No filme, é possível ver uma conversa curta de Francisco com um cardeal brasileiro, provavelmente inspirado em d. Cláudio Hummes. Mas, pela ótica brasileira, é lamentável que Meirelles tenha perdido a oportunidade de mostrar o papel do cardeal Joseph Ratzinger, tornado Bento 16 no pontifcado 2005-2013, na imposição do "silêncio obsequioso" aos dois teólogos brasileiros mais influentes no mundo.

Como responsável pela Congregação para a Doutrina da Fé, titular da cadeira responsável pelo tribunal do Santo Ofício, famoso pela perseguição religiosa representada pela Inquisição na Idade Média, Ratzinger sufocou no mundo todo a pregação da teologia da Libertação, acusando-a de ser mais fiel a Marx do que a Cristo. Além dos irmãos Boff, puniu o teólogo que os inspirou, o peruano Gustavo Gutiérrez.

Leonardo Boff conta que foi próximo e colega de estudos de Ratzinger. Certa feita, o cardeal alemão apresentou o frade brasileiro ao papa João Paulo II: "Este é um jovem teólogo latino-americano, um pouco selvagem". Boff emendou: "Venho da Floresta Amazônica, sou um selvagem por causa disso".

Em setembro de 1984, Ratzinger convocou Boff ao Vaticano para questioná-lo sobre o livro "Igreja, Carisma e Poder", obra que na visão do cardeal confrontava a cúpula da Igreja e pregava a revolução marxista. Colocou Boff, então, sentado no assento que foi ocupado pelo astrônomo Galileo Galilei, quando questionado pelo Vaticano sobre seu apoio à tese de Copérnico de que a Terra girava em torno do Sol.
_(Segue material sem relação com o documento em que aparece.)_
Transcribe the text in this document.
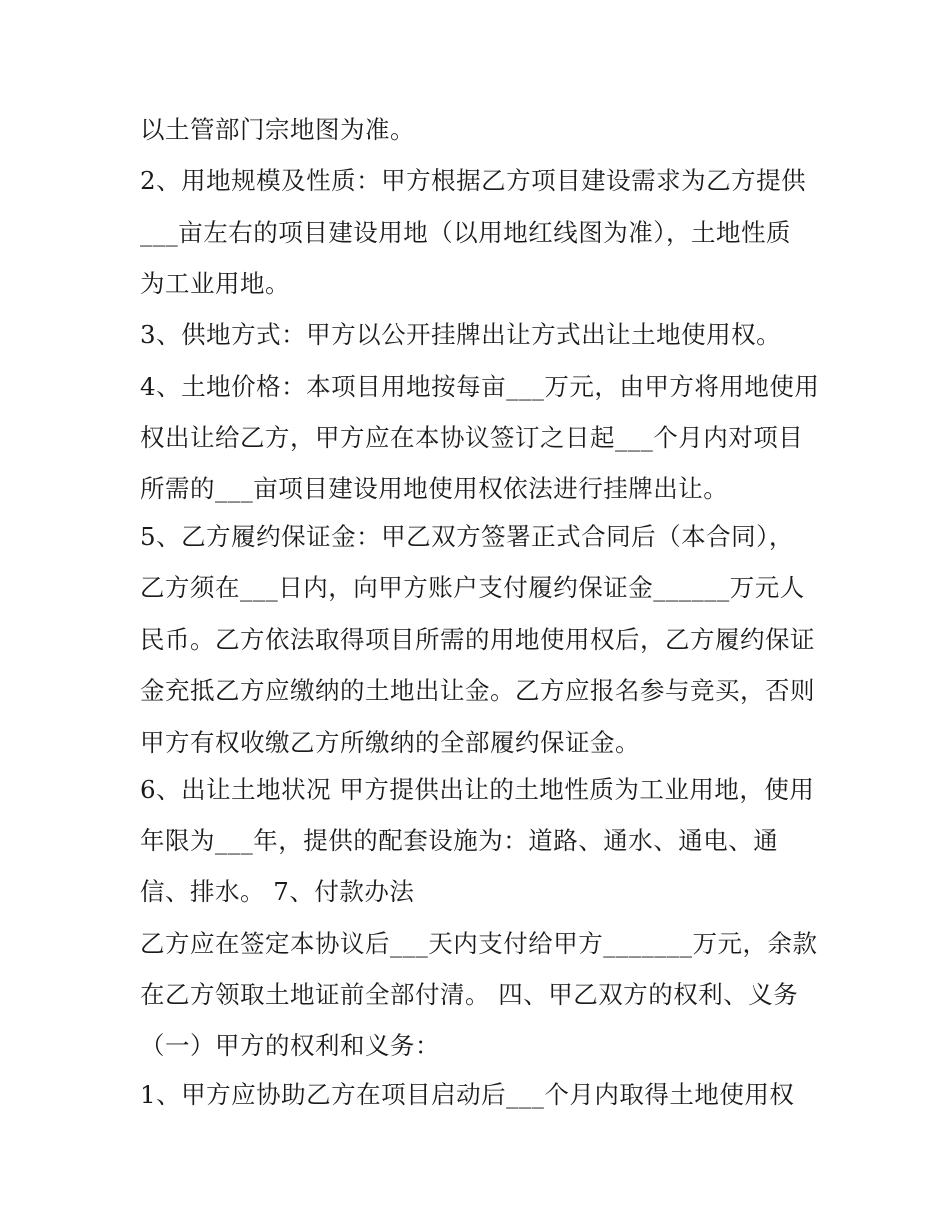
以土管部门宗地图为准。

2、用地规模及性质：甲方根据乙方项目建设需求为乙方提供

___亩左右的项目建设用地（以用地红线图为准），土地性质

为工业用地。

3、供地方式：甲方以公开挂牌出让方式出让土地使用权。

4、土地价格：本项目用地按每亩___万元，由甲方将用地使用

权出让给乙方，甲方应在本协议签订之日起___个月内对项目

所需的___亩项目建设用地使用权依法进行挂牌出让。

5、乙方履约保证金：甲乙双方签署正式合同后（本合同），

乙方须在___日内，向甲方账户支付履约保证金______万元人

民币。乙方依法取得项目所需的用地使用权后，乙方履约保证

金充抵乙方应缴纳的土地出让金。乙方应报名参与竞买，否则

甲方有权收缴乙方所缴纳的全部履约保证金。

6、出让土地状况 甲方提供出让的土地性质为工业用地，使用

年限为___年，提供的配套设施为：道路、通水、通电、通

信、排水。 7、付款办法

乙方应在签定本协议后___天内支付给甲方_______万元，余款

在乙方领取土地证前全部付清。 四、甲乙双方的权利、义务

（一）甲方的权利和义务：

1、甲方应协助乙方在项目启动后___个月内取得土地使用权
Como narram os livros de Carl Bernstein e John Allen Jr., o monsenhor que levou Boff ao Vaticano fez tantas restrições e dirigiu tão perigosamente que o brasileiro gracejou: "Pretende também usar algemas?"

Ao sentar-se frente a frente com Boff, Ratzinger disse em tom irônico: "O senhor fica muito bem de batina. Deveria usá-la mais vezes", disse ao frade, que preferia roupas informais.

A principal reclamação do cardeal alemão foi de que Boff interpretara os termos redenção e salvação, na Bíblia vinculados à vida eterna, como libertação econômica e política _ numa década em que quase a totalidade da América Latina sofria com ditaduras. Boff respondeu que o marxismo era apenas uma ferramenta intelectual que colocava o sofrimento do pobre em evidência. Defendeu que a pobreza não era apenas uma situação econômica, mas também uma vivência ética, mística e teológica.

Ratzinger venceu o embate com os teólogos da Libertação, fazendo valer a supremacia dos conservadores no controle da Igreja por quase quatro décadas, só ameaçada com a ascensão de Francisco em 2013. Essa história ainda está para ser filmada.